Commit0: Library Generation from Scratch

Authors: Wenting Zhao, Nan Jiang, Celine Lee, Justin Chiu, Claire Cardie, Matthias Gallé, Alexander Rush

ICLR 2025 | Venue PDF | Archive PDF | Plain Text | LLM Run Details

Reproducibility Variable Result LLM Response
Research Type Experimental Our experiments demonstrate that while current agents can pass some unit tests, none can yet fully reproduce full libraries.
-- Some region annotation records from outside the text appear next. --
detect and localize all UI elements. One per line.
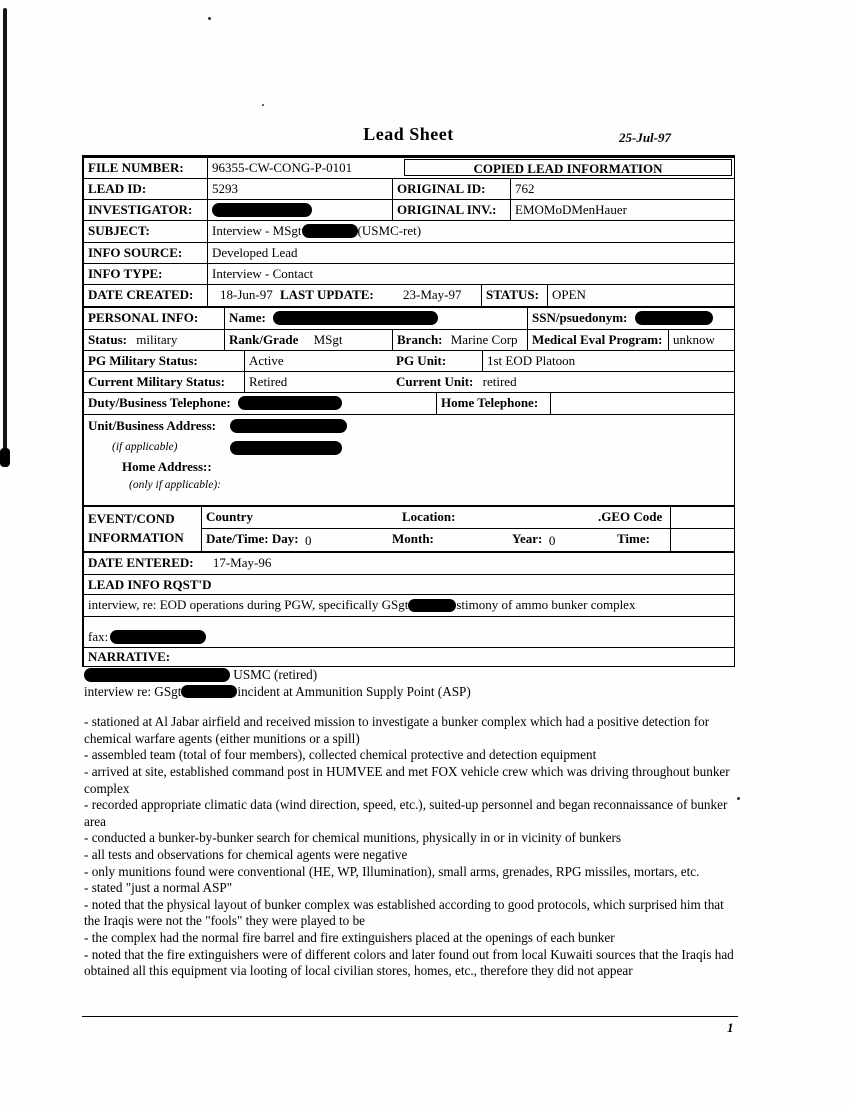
event-body <box>202 507 734 551</box>
redaction-bar <box>84 668 230 682</box>
event-row-datetime <box>202 529 734 551</box>
subject-text-pre: Interview - MSgt <box>212 223 302 238</box>
status-field <box>84 330 224 350</box>
rank-label: Rank/Grade <box>229 332 299 347</box>
document-date: 25-Jul-97 <box>619 130 671 145</box>
ssn-label: SSN/psuedonym: <box>532 310 628 325</box>
info-type-value: Interview - Contact <box>207 264 734 284</box>
row-request <box>84 595 734 617</box>
redaction-bar <box>110 630 206 644</box>
duty-phone-field <box>84 393 436 414</box>
copied-lead-banner: COPIED LEAD INFORMATION <box>404 159 732 176</box>
fax-field <box>84 627 209 647</box>
narrative-bullet: - conducted a bunker-by-bunker search for chemical munitions, physically in or in vicinity of bunkers <box>84 830 621 846</box>
row-investigator <box>84 200 734 221</box>
current-unit-value: retired <box>482 374 517 389</box>
subject-value <box>207 221 734 242</box>
page-title: Lead Sheet <box>363 124 454 144</box>
redaction-bar <box>230 419 347 433</box>
lead-info-label: LEAD INFO RQST'D <box>88 577 212 592</box>
scan-artifact-bar <box>3 8 7 460</box>
narrative-bullet: - noted that the physical layout of bunker complex was established according to good protocols, which surprised him that the Iraqis were not the "fools" they were played to be <box>84 896 724 929</box>
year-label: Year: <box>512 531 543 546</box>
fax-label: fax: <box>88 629 109 644</box>
narrative-bullet: - all tests and observations for chemical agents were negative <box>84 846 408 862</box>
datetime-field <box>206 531 312 548</box>
info-type-label: INFO TYPE: <box>88 266 163 281</box>
current-status-value: Retired <box>244 372 392 392</box>
original-inv-value: EMOMoDMenHauer <box>510 200 734 220</box>
narrative-bullet: - assembled team (total of four members), collected chemical protective and detection equipment <box>84 747 597 763</box>
status-field-label: Status: <box>88 332 128 347</box>
narrative-bullet: - recorded appropriate climatic data (wind direction, speed, etc.), suited-up personnel and began reconnaissance of bunker area <box>84 797 728 829</box>
row-date-created <box>84 285 734 308</box>
status-value: OPEN <box>547 285 734 306</box>
narrative-bullet: - stationed at Al Jabar airfield and received mission to investigate a bunker complex which had a positive detection for chemical warfare agents (either munitions or a spill) <box>84 714 710 746</box>
last-update-label: LAST UPDATE: <box>279 287 374 302</box>
rank-value: MSgt <box>313 332 343 347</box>
lead-id-label: LEAD ID: <box>88 181 147 196</box>
narrative-bullet: - arrived at site, established command post in HUMVEE and met FOX vehicle crew which was driving throughout bunker complex <box>84 763 730 796</box>
row-info-type <box>84 264 734 285</box>
row-telephone <box>84 393 734 415</box>
home-address-label: Home Address:: <box>122 459 212 474</box>
cell-divider <box>670 507 671 528</box>
redaction-bar <box>408 599 456 612</box>
row-subject <box>84 221 734 243</box>
redaction-bar <box>212 203 312 217</box>
medical-value: unknow <box>668 330 734 350</box>
narrative-line-2 <box>84 684 742 701</box>
row-status <box>84 330 734 351</box>
name-field <box>224 308 527 329</box>
request-text <box>84 595 638 616</box>
date-entered-field <box>84 553 274 574</box>
narrative-line-1 <box>84 667 742 684</box>
ssn-field <box>527 308 734 329</box>
subject-label: SUBJECT: <box>88 223 150 238</box>
narrative-line1-text: USMC (retired) <box>230 667 318 682</box>
row-pg-status <box>84 351 734 372</box>
medical-label: Medical Eval Program: <box>527 330 668 350</box>
request-text-pre: interview, re: EOD operations during PGW, specifically GSgt <box>88 597 409 612</box>
home-phone-label: Home Telephone: <box>436 393 550 414</box>
redaction-bar <box>273 311 438 325</box>
pg-status-value: Active <box>244 351 392 371</box>
row-spacer <box>84 617 734 627</box>
pg-status-label: PG Military Status: <box>88 353 198 368</box>
year-field <box>512 531 556 548</box>
day-value: 0 <box>305 533 312 548</box>
home-phone-value <box>550 393 734 414</box>
original-id-label: ORIGINAL ID: <box>392 179 510 199</box>
request-text-post: stimony of ammo bunker complex <box>456 597 636 612</box>
cell-divider <box>670 529 671 551</box>
status-field-value: military <box>136 332 178 347</box>
if-applicable-note: (if applicable) <box>112 441 178 453</box>
row-fax <box>84 627 734 648</box>
scan-speck <box>208 17 211 20</box>
info-source-value: Developed Lead <box>207 243 734 263</box>
location-label: Location: <box>402 509 456 524</box>
narrative-bullet: - stated "just a normal ASP" <box>84 880 233 896</box>
file-number-label: FILE NUMBER: <box>88 160 184 175</box>
lead-sheet-form <box>82 155 735 667</box>
date-entered-value: 17-May-96 <box>212 555 272 570</box>
only-if-applicable-note: (only if applicable): <box>129 479 221 491</box>
narrative-bullet: - noted that the fire extinguishers were of different colors and later found out from local Kuwaiti sources that the Iraqis had obtained all this equipment via looting of local civilian stores, homes, etc., therefore they did not appear <box>84 946 734 979</box>
scan-artifact-blob <box>0 448 10 467</box>
row-date-entered <box>84 553 734 575</box>
row-narrative-label <box>84 648 734 666</box>
original-inv-label: ORIGINAL INV.: <box>392 200 510 220</box>
rank-field <box>224 330 392 350</box>
current-unit-field <box>392 372 520 392</box>
file-number-value: 96355-CW-CONG-P-0101 <box>207 158 402 178</box>
branch-field <box>392 330 527 350</box>
page-number: 1 <box>727 1020 734 1035</box>
original-id-value: 762 <box>510 179 734 199</box>
address-block <box>84 415 734 507</box>
country-label: Country <box>206 509 253 524</box>
date-created-label: DATE CREATED: <box>88 287 194 302</box>
date-entered-label: DATE ENTERED: <box>88 555 194 570</box>
event-row-location <box>202 507 734 529</box>
pg-unit-value: 1st EOD Platoon <box>482 351 734 371</box>
last-update-value: 23-May-97 <box>403 287 462 302</box>
narrative-bullet: - only munitions found were conventional (HE, WP, Illumination), small arms, grenades, RPG missiles, mortars, etc. <box>84 863 700 879</box>
time-label: Time: <box>617 531 650 546</box>
current-unit-label: Current Unit: <box>396 374 474 389</box>
month-label: Month: <box>392 531 434 546</box>
narrative-label: NARRATIVE: <box>88 649 171 664</box>
row-lead-id <box>84 179 734 200</box>
branch-label: Branch: <box>397 332 443 347</box>
duty-phone-label: Duty/Business Telephone: <box>88 395 231 410</box>
row-info-source <box>84 243 734 264</box>
row-lead-info-rqstd <box>84 575 734 595</box>
pg-unit-label: PG Unit: <box>396 353 447 368</box>
narrative-bullet: - the complex had the normal fire barrel and fire extinguishers placed at the openings of each bunker <box>84 929 615 945</box>
current-status-label: Current Military Status: <box>88 374 225 389</box>
lead-id-value: 5293 <box>207 179 392 199</box>
datetime-label: Date/Time: Day: <box>206 531 299 546</box>
redaction-bar <box>302 224 358 238</box>
redaction-bar <box>181 685 237 698</box>
name-label: Name: <box>229 310 266 325</box>
footer-rule <box>82 1016 738 1017</box>
narrative-line2-pre: interview re: GSgt <box>84 683 182 699</box>
investigator-value <box>207 200 392 220</box>
narrative-bullets <box>84 714 742 980</box>
event-label-line2: INFORMATION <box>88 530 184 545</box>
row-personal-info <box>84 308 734 330</box>
narrative-body <box>84 667 742 980</box>
redaction-bar <box>238 396 342 410</box>
branch-value: Marine Corp <box>450 332 518 347</box>
redaction-bar <box>230 441 342 455</box>
redaction-bar <box>635 311 713 325</box>
info-source-label: INFO SOURCE: <box>88 245 183 260</box>
event-section <box>84 507 734 553</box>
event-label-line1: EVENT/COND <box>88 511 175 526</box>
geo-code-label: .GEO Code <box>598 509 663 524</box>
subject-text-post: (USMC-ret) <box>357 223 422 238</box>
status-label: STATUS: <box>481 285 547 306</box>
narrative-line2-post: incident at Ammunition Supply Point (ASP) <box>237 683 471 699</box>
row-file-number <box>84 158 734 179</box>
unit-address-label: Unit/Business Address: <box>88 418 216 433</box>
row-current-status <box>84 372 734 393</box>
date-created-group <box>207 285 481 306</box>
date-created-value: 18-Jun-97 <box>220 287 273 302</box>
scan-speck <box>262 104 264 106</box>
investigator-label: INVESTIGATOR: <box>88 202 193 217</box>
personal-info-label: PERSONAL INFO: <box>88 310 199 325</box>
row-address-block <box>84 415 734 507</box>
year-value: 0 <box>548 533 556 548</box>
event-section-label <box>84 507 202 551</box>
Results also show that interactive feedback is quite useful for models to generate code that passes more unit tests, validating the benchmarks that facilitate its use.
Researcher Affiliation Collaboration 1Cornell University 2Cohere EMAIL
Pseudocode No The paper describes the stages of the SDE-I agent conceptually in Figure 3 titled 'Overview of SDE-I' and in text, but it does not present a formal pseudocode or algorithm block with structured steps.
Open Source Code Yes We publicly release the benchmark1, the interactive environment2, and the leaderboard3. ... 2https://github.com/commit-0/commit0 ... We release the COMMIT0 benchmark in its entirety, along with all methods and results. We also provide the code for reproducing the dataset, so that it may be used for synthesizing data.
Open Datasets Yes We publicly release the benchmark1, the interactive environment2, and the leaderboard3. ... 1https://huggingface.co/datasets/commit0/commit0 ... We release the COMMIT0 benchmark in its entirety, along with all methods and results.
Dataset Splits Yes We create two dataset splits: lite, which includes libraries with fewer functions to implement, and all, which contains all libraries. Lite has a total of 16 libraries. Due to the complexity of COMMIT0 and budget constraints, we focus most of our evaluation on COMMIT0 lite.
Hardware Specification No The paper mentions using 'Modal for providing us with credits to run unit tests using their service' and refers to 'a single CPU' for test run time limits, but it does not specify any particular GPU or CPU models, memory, or detailed computer specifications used for training or inference of the models.
Software Dependencies No The paper mentions using 'Python libraries', 'ruff as our linter', and 'pytest-cov' but does not provide specific version numbers for these software components. It also lists several LLMs (GPT-4o-mini, Claude 3.5 Sonnet, Deep Seek-V2.5, Llama-3.1-8B-Instruct, Llama-3.1-70B-Instruct, Llama-3.1-405B-Instruct, and Codestral) but these are models, not specific software dependency versions.
Experiment Setup Yes To assess the effectiveness of each stage in the SDE-I agent, we evaluate ablated versions of the method where we apply a fixed number of stages. ... First, we sample a module 1, 3, and 10 times, picking the best implementation based on pass rates before proceeding to the next module. Additionally, we test whether continuous iterations on unit test feedback will eventually enable agents to pass all unit tests. We conducted an experiment where we applied unit test feedback over different numbers of iterations: 1, 3, and 10.